ただ“好き”だと毎日言うだけで、伏見が何も求めてこないことに彼方は安堵する。しかし、その想いが日に日に増していくのも感じていた。それはまるで毒のように、じわじわと侵食するようにーー……

 

 ある時、彼方は何度目になるかわからない伏見からの好きの言葉に質問をする。

「伏見さんは、本当にただ私を好きでいてくれてるんですか?」

「せやで。好きや。ただ、そこにおってくれるだけでええ。……ちゃうな。彼方がどこへいようとも、僕の想いは変わらん」


 伏見は自分が傷ついてもいいから、彼方が幸せならという想いが生まれていた。それは執着していた時にはありえなかった感情で、今なら彼方が言っていた執着と愛は別だというのが理解できた。

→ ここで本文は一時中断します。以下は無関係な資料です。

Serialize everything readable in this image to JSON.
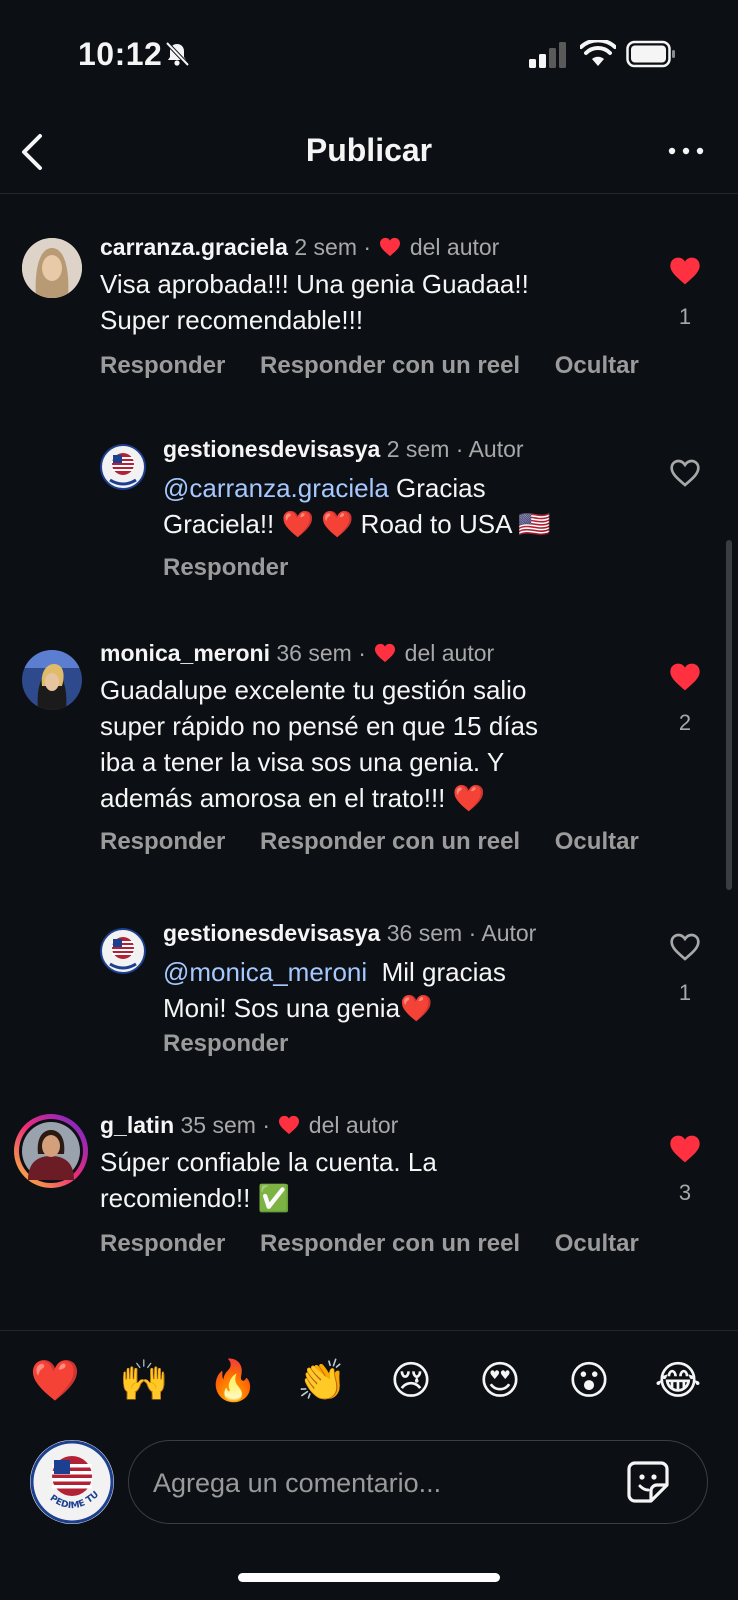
{
  "status": {
    "time": "10:12"
  },
  "header": {
    "title": "Publicar"
  },
  "comments": [
    {
      "username": "carranza.graciela",
      "time": "2 sem",
      "sep": "·",
      "badge": "del autor",
      "text_lines": [
        "Visa aprobada!!! Una genia Guadaa!!",
        "Super recomendable!!!"
      ],
      "likes": "1",
      "liked": true,
      "actions": [
        "Responder",
        "Responder con un reel",
        "Ocultar"
      ]
    },
    {
      "username": "gestionesdevisasya",
      "time": "2 sem",
      "sep": "·",
      "badge": "Autor",
      "mention": "@carranza.graciela",
      "text_lines": [
        " Gracias",
        "Graciela!! ❤️ ❤️  Road to USA 🇺🇸"
      ],
      "likes": "",
      "liked": false,
      "actions": [
        "Responder"
      ]
    },
    {
      "username": "monica_meroni",
      "time": "36 sem",
      "sep": "·",
      "badge": "del autor",
      "text_lines": [
        "Guadalupe  excelente  tu gestión  salio",
        "super rápido no pensé en que 15 días",
        "iba a tener la visa sos una genia. Y",
        "además amorosa en el trato!!! ❤️"
      ],
      "likes": "2",
      "liked": true,
      "actions": [
        "Responder",
        "Responder con un reel",
        "Ocultar"
      ]
    },
    {
      "username": "gestionesdevisasya",
      "time": "36 sem",
      "sep": "·",
      "badge": "Autor",
      "mention": "@monica_meroni",
      "text_lines": "  Mil gracias|Moni! Sos una genia❤️",
      "likes": "1",
      "liked": false,
      "actions": [
        "Responder"
      ]
    },
    {
      "username": "g_latin",
      "time": "35 sem",
      "sep": "·",
      "badge": "del autor",
      "text_lines": [
        "Súper confiable la cuenta. La",
        "recomiendo!! ✅"
      ],
      "likes": "3",
      "liked": true,
      "actions": [
        "Responder",
        "Responder con un reel",
        "Ocultar"
      ]
    }
  ],
  "reply4": {
    "line1": "  Mil gracias",
    "line2": "Moni! Sos una genia❤️"
  },
  "emojis": [
    "❤️",
    "🙌",
    "🔥",
    "👏",
    "😢",
    "😍",
    "😮",
    "😂"
  ],
  "composer": {
    "placeholder": "Agrega un comentario...",
    "avatar_text": "PEDIME TU VISA"
  },
  "colors": {
    "background": "#0c0f14",
    "like_red": "#ff3040",
    "mention_blue": "#a6c8ff"
  }
}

「真っ直ぐに尽くす相手が他の誰でもええよ?彼方が幸せなら、かまへんよ。ただ……僕が好きって言うのは、許してな?彼方に伝えるだけでええねん。その心に、僕の想いが届くだけでええ。それだけで……満足や」

「伏見さん……」

「そんな顔せんとって。彼方、好きやで」

 伏見は穏やかな笑みを浮かべていた。


 伏見は本当に変わった。裏切った過去を清算するように、ただひたすらに彼方に好きと伝える。信じてもらえるように、と。たとえ信じられなくても当然だというように、無理強いはせず。想いを紡ぐ。

「彼方、好き」

「彼方、好きやで」

「彼方がめっちゃ好きや」

 彼方へ届けるように、愛の言葉を囁き続ける。

 伏見の言葉は真っ直ぐで、どこまでも純粋だった。ただ真っ直ぐに愛を伝えるその姿は、きっと誰が見ても誠実に映るだろう。

「好きやで、彼方」

 そんな伏見の純粋な想いが、ゆっくりと彼方の心へ浸透していく。



***

「彼方、好きや」

 それはいつものやり取りで、彼方の返しなど求めていない伏見の……ただルーティンとなった愛の言葉の贈り物。